Not that he can't work the short forms when he wants to. “Incarnations of Burned Children” is three pages long—and absolutely harrowing. Here, a father comes upon his diapered child screaming after a steaming pot of water overturned on him. While the mother stands frozen in fear, the father diligently douses the child with cool water (“he'd ceased to hear the high screams because to hear them would freeze him and make impossible what had to be done”) and can't understand, as the cold dousing continues, why the child's screams continue unabated. Only minutes later does he discover that the child's diaper remains filled with the scalding water, that he's allowed the trembling child to boil in it. After stripping off the diaper, the parents whisk the baby to the hospital, and in an abrupt point-of-view shift to the child, we learn that “the child had learned to leave itself and watch the whole rest unfold from a point overhead, and whatever was lost never thenceforth mattered, and the child's body expanded and walked about and drew pay and lived its life untenanted, a things among things, its self's soul so much vapor aloft, falling as rain and then rising, the sun up and down like a yoyo.”
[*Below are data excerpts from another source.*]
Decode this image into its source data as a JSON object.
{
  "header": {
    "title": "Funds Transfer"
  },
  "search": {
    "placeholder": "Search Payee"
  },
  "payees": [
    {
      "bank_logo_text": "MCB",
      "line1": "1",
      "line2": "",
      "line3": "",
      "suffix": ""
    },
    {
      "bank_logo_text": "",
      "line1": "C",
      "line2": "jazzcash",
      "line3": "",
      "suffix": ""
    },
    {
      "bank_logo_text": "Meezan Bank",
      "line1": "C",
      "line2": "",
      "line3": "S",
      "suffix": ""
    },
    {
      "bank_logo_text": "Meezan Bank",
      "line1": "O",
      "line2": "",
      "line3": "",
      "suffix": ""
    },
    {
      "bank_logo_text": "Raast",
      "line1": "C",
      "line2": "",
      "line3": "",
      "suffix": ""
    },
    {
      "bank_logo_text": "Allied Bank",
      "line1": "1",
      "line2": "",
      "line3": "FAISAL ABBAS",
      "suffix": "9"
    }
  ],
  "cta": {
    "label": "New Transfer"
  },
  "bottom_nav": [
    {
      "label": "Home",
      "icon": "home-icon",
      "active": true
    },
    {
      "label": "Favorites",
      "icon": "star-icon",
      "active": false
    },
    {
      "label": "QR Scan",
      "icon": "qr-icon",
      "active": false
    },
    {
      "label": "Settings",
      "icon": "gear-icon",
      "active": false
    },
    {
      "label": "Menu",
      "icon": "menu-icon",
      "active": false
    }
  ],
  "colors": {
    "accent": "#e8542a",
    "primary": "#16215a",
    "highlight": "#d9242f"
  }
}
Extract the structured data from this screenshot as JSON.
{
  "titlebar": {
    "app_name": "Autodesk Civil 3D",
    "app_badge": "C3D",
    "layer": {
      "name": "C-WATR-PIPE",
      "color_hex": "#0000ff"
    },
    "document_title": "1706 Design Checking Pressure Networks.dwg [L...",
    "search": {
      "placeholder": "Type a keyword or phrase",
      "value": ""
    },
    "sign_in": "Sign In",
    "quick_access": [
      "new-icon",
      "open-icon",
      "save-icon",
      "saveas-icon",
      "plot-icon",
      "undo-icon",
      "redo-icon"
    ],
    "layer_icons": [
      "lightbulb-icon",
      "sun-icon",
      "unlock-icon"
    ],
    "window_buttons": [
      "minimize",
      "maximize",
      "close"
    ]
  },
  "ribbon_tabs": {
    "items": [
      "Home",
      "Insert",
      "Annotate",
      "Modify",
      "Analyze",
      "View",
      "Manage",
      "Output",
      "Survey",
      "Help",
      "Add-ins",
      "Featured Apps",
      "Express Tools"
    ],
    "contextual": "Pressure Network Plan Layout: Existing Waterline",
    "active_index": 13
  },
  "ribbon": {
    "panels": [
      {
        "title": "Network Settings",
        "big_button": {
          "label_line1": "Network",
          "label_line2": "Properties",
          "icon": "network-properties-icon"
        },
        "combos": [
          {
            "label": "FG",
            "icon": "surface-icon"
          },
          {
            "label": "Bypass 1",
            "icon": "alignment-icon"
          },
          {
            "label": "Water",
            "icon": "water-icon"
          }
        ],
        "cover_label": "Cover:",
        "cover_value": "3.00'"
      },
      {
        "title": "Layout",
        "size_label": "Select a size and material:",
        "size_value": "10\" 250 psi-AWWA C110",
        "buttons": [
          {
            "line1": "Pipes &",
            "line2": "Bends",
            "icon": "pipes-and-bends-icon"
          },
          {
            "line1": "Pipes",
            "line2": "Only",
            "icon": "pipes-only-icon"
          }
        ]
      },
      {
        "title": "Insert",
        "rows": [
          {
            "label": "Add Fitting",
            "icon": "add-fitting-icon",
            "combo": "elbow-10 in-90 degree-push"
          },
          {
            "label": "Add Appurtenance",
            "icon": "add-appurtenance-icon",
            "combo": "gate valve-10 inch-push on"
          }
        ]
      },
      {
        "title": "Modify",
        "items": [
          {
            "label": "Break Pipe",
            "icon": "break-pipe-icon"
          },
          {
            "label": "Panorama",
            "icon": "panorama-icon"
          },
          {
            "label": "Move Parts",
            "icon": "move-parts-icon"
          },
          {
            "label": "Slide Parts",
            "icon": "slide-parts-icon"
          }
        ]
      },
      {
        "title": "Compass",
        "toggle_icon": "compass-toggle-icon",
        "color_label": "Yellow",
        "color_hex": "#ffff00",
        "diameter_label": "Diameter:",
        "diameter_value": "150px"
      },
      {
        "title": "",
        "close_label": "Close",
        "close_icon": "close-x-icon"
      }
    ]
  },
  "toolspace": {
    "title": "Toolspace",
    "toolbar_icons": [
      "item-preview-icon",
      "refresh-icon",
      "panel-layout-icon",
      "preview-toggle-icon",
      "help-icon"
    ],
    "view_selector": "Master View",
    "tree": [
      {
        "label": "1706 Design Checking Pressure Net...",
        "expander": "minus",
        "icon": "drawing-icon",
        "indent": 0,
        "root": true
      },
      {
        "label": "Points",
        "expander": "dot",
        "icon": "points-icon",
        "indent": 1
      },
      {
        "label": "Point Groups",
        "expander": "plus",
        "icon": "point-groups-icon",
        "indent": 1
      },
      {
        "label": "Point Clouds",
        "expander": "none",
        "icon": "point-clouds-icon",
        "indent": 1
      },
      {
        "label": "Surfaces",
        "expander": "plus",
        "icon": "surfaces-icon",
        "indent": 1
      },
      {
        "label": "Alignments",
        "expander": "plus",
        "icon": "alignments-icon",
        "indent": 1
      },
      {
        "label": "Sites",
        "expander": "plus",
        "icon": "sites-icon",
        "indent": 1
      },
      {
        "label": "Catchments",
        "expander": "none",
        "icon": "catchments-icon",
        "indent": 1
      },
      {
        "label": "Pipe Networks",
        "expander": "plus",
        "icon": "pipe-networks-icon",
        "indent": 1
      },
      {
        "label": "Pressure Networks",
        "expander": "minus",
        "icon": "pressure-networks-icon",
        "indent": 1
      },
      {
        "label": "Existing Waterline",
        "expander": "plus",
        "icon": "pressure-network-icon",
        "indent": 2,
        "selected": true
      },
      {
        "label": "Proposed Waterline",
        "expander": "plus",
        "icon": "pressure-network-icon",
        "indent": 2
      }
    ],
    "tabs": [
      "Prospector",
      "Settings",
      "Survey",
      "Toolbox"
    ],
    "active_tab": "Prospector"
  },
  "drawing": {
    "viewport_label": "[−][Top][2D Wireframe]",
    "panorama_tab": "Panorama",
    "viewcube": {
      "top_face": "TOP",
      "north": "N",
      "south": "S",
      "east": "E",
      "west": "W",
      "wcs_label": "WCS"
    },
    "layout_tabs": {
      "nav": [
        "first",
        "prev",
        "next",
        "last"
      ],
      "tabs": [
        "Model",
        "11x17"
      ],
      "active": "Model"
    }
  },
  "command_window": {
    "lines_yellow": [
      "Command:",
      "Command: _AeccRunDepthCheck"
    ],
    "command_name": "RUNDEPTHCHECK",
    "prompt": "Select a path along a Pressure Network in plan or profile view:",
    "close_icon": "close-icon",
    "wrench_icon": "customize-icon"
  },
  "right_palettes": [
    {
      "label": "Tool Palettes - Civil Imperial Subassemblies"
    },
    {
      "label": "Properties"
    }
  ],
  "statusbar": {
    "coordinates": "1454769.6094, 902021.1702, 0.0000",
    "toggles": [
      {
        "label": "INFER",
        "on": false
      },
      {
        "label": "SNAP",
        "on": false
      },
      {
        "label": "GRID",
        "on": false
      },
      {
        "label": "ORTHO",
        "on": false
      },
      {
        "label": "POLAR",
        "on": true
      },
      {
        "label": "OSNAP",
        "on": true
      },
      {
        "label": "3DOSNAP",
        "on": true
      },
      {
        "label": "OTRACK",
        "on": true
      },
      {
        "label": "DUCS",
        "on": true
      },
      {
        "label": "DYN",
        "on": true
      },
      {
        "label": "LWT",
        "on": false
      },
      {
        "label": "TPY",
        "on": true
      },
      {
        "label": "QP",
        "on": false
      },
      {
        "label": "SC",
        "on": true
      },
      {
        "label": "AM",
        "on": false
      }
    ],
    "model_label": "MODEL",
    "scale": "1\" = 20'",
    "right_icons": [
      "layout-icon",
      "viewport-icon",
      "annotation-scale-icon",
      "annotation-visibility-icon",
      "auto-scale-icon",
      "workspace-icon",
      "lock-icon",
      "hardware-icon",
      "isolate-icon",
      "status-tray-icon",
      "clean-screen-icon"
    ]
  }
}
This seems paradigmatic: Wallace's characters often suffer from irremediable childhood trauma and live their lives “untenanted” (powerful word), their souls dispersed into atmospheric vapors. They look at their own lives from “overhead”—abstracted, like the schoolboy in “The Soul Is Not a Smithy” who composes cartoons in his head in order to cope with the suicidal teacher at the front of his classroom. Or, like the suicidal narrator in the book's most moving, most revealing story, “Good Old Neon,” think of themselves as false and clichd characters from some TV rerun. (He begins his tale by announcing, “My whole life I've been a fraud,” largely because, we learn later, “at an early age I'd somehow chosen to cast my lot with my life's drama's supposed audience instead of the drama itself.”) For such characters, life is too painful, too distantly unreal, too fucking much: they don't want to be one of those on whom nothing is lost. But those are Wallace's characters; Wallace himself is another matter. As labyrinthine as postmodern life and consciousness are, he still takes up the challenge of the masters, and no matter how inadequate the language and the forms of fiction seem to be, he's still pressing with all his might, with all his marvelously marshaled gifts, to break through to new forms, to communicate “all the infinitely dense and shifting worlds of stuff inside you every moment of your life.” In the end, Oblivion is a cubistic meditation on time and death, on the revelations that live in the interstices of time and consciousness. It's a world Wallace has opened up to the rest of us, but like all great fiction, it comes to us not as novelty, but as something we've known, somehow, all along.

Oblivion by David Foster Wallace; Little, Brown N Co. Hardcover, 329 pages, $25.95.